Genesis of the Jigongcun Re-rich quartz vein-type Mo deposit, southern Tibet: Constraints from mineralogy, fluid inclusions, geochronology, H–O–S isotopes, and in situ trace element compositions of molybdenite

Abstract

The Jigongcun Re-rich quartz vein-type Mo deposit is located in the Gangdese porphyry Cu belt, southern Tibet, China. The stratiform and lenticular orebodies are hosted within the quartz veins and are controlled by the NW-/EW-trending faults. In this study, we have identified four hydrothermal stages, namely the (1) pre-ore stage (stage Ⅰ) characterized by the development of thick Mo-free quartz veins; (2) stage Ⅱ, mainly forming thick quartz veins with Re-rich massive molybdenite (Mo1-type; mean = 1811 ppm) and bladed molybdenite (Mo2-type; mean = 1312 ppm); (3) stage III, mainly forming quartz veins with Re-barren bladed molybdenite (Mo3-type) and abundant galena and pyrite; (4) the post-ore stage (stage Ⅳ) characterized by formation of thick ore-barren quartz–calcite veins. Both electron probe micro-analysis and in situ laser ablation–inductively coupled plasma–mass spectrometry analysis of different types of molybdenite show that high Re concentrations are due to isovalent Re substitution for Mo in molybdenite.Fluid evolution during the four stages of mineralization was constrained by a detailed fluid inclusion study. Fluid inclusions during the formation of the early pre-ore stage indicate relatively high-temperature (311–337 °C), high-pressure (1300–1600 bars), low-salinity (0.2–2.6 wt% NaCl-equiv.), and CO2-rich hydrothermal fluids. Fluid immiscibility assemblages in CO2-rich inclusions coexisting with aqueous inclusions occur in quartz–K-feldspar veins of stage Ⅱ, and likely record phase separation at a temperature of 262–300 °C and pressure of 900–1100 bars, with the precipitation of Re-rich molybdenite.
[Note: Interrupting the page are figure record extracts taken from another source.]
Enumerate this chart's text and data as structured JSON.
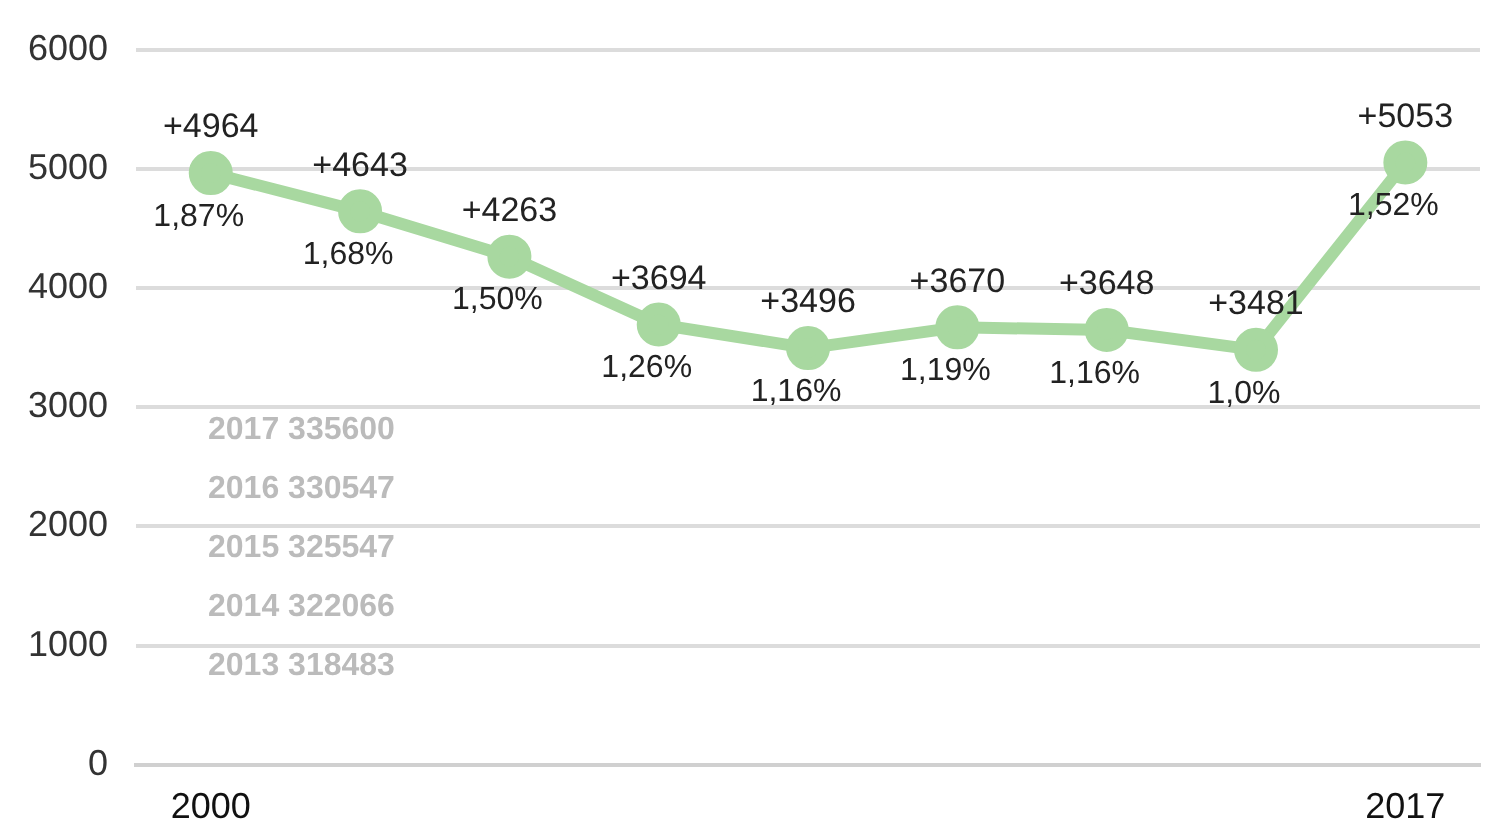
{
  "chart_data": {
    "type": "line",
    "categories": [
      "2000",
      null,
      null,
      null,
      null,
      null,
      null,
      null,
      "2017"
    ],
    "series": [
      {
        "color": "#a8d8a0",
        "values": [
          4964,
          4643,
          4263,
          3694,
          3496,
          3670,
          3648,
          3481,
          5053
        ],
        "value_labels": [
          "+4964",
          "+4643",
          "+4263",
          "+3694",
          "+3496",
          "+3670",
          "+3648",
          "+3481",
          "+5053"
        ]
      }
    ],
    "ylim": [
      0,
      6000
    ],
    "yticks": [
      0,
      1000,
      2000,
      3000,
      4000,
      5000,
      6000
    ],
    "grid": "y",
    "legend": false,
    "marker": "circle",
    "line_style": "solid",
    "annotations": [
      {
        "text": "1,87%",
        "y": 4964
      },
      {
        "text": "1,68%",
        "y": 4643
      },
      {
        "text": "1,50%",
        "y": 4263
      },
      {
        "text": "1,26%",
        "y": 3694
      },
      {
        "text": "1,16%",
        "y": 3496
      },
      {
        "text": "1,19%",
        "y": 3670
      },
      {
        "text": "1,16%",
        "y": 3648
      },
      {
        "text": "1,0%",
        "y": 3481
      },
      {
        "text": "1,52%",
        "y": 5053
      },
      "2017 335600",
      "2016 330547",
      "2015 325547",
      "2014 322066",
      "2013 318483"
    ]
  }
}
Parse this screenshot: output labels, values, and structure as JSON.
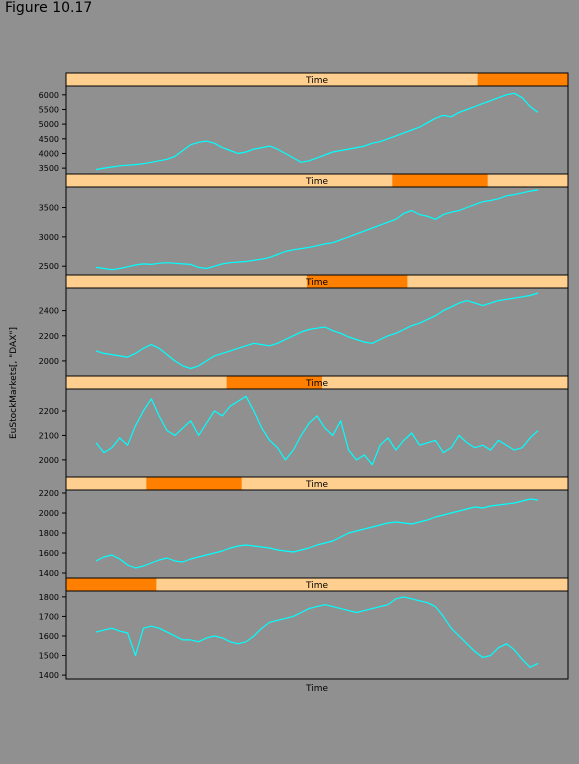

The subsequent fluid mixing occurs at a temperature of 220–271 °C, with the precipitation of Re-barren molybdenite at stage III. H–O–S isotope compositions show that sulfur and ore-forming fluids are derived from a deep-seated igneous source. Re-Os dating of molybdenite samples yielded an isochron age of 22.0 ± 0.4 Ma, indicating that the Jigongcun deposit formed in the Early Miocene, which is earlier than most of the porphyry Cu deposits in the Gangdese porphyry Cu belt. Combined our new geochemical and isotopic results with previous regional investigations, we suggest that the Re-rich Mo mineralization of Jigongcun deposit may be related to the Early Miocene northward subduction of the Indian continental plate.